The manufacturer could easily afford a team of machinists on a fully equipped shop floor, but it's hard to keep all the machines working all the time. An outside machine shop can always line up more customers to keep its plant and workers busy.

Big companies lose some control by outsourcing, but if parts can be made correctly and arrive on time, the system works.

Big manufacturers have long found ways to push even more of the capital requirement onto smaller suppliers. One way is by requiring them to build parts without getting paid for them, even though the parts may sit inside the big customer's assembly plant awaiting use. Then when the supplier does get to send the bill, it may take three or four months for the check to come.

This may not feel fair, but there's no point for an entrepreneur to go to war over terms with a Fortune 500 company. And if cheaper suppliers can be found overseas, that, too, becomes the local entrepreneur's problem.

An asset-light approach doesn't work in every business, of course. But aspiring beer barons can easily get into the business without buying any fermentation tanks, and semiconductor engineers don't need to build a $10 billion fab to get their chips made.

Taxicab companies maybe had drivers who owned their own cabs, said Evan Rawley of the Carlson School of Management at the University of Minnesota, but what was different when Uber launched in 2011 and Lyft a little later is that these companies had nothing to do with the cars. And the two upstarts grabbed customers quickly by making it so painless to use a smartphone to get and then pay for a car ride that it was easier than even taking your own car.

Neither company will make money until they raise prices. That is, Rawley said, until they get better at "colluding," a jarring thing to hear from a business school professor.

No one's going to set prices over cigars in a backroom of the California Club. But, as he put it, the companies will eventually have to become satisfied with their respective market shares and then raise prices in concert.

That means the people with the pressing economic problem of being in a commodity business with zero influence over prices are the drivers, he said. The driver compensation that will keep attracting drivers, he added, "is always going to be very, very low. Because anybody can do it."

And, of course, even small cars aren't cheap. A new Honda Civic has a five-year cost of ownership that exceeds $30,000, and that assumes only driving 15,000 miles per year. One good yardstick for the total cost of driving a car is the mileage rate put out by the Internal Revenue Service, now 58 cents per mile.

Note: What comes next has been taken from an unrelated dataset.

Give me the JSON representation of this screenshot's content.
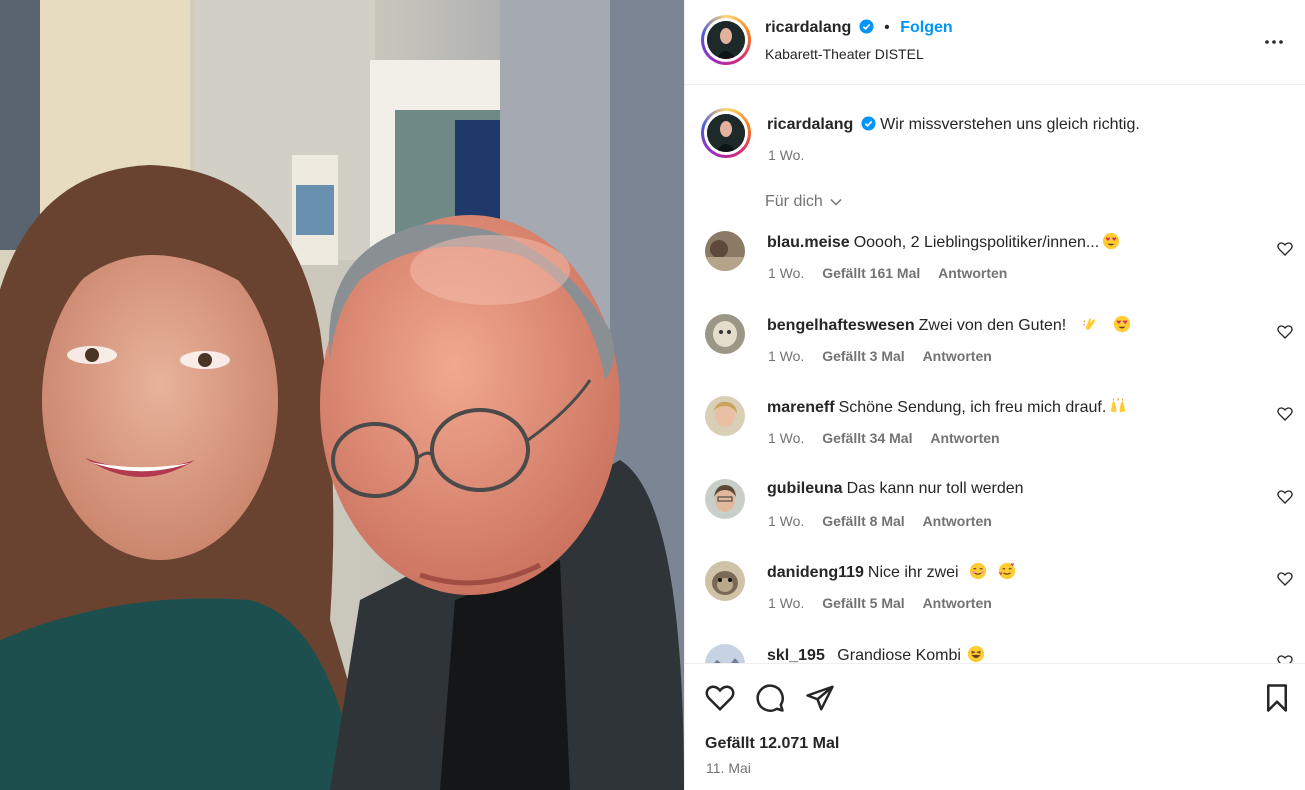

This was a useful number to remember when digging into the economics of driving from "The Rideshare Guy," provider of a robust blog site just for drivers. A contributor was writing about a short-lived strike in California last week due to another rate cut by Uber.

In a typical week in early March, 90 rides generated "pay" of $16.65 an hour assuming a full week. But then there's the cost of the car. Maybe a car can be operated cheaper than the IRS rate, but by applying that cost the pay slips to about $10 an hour.

And that's before the rate cut by Uber. The minimum wage in California is $12 an hour for firms with 25 workers, so no wonder there was a strike.

Another attention-grabbing headline appeared in February atop a chat thread on UberPeople, another site for Uber and Lyft drivers. "Many Thousands of Rideshare drivers defaulting on car loans," it said, pointing to recent news from the Federal Reserve Bank of New York that car loan delinquencies have shot past the peak after the Great Recession nearly 10 years ago, to more than 7 million Americans at least 90 days behind.

Lyft came public last week valued at more than $24 billion, while the people providing the assets to make this business work, thousands of them anyway, maybe can't afford the payments on a Honda Civic.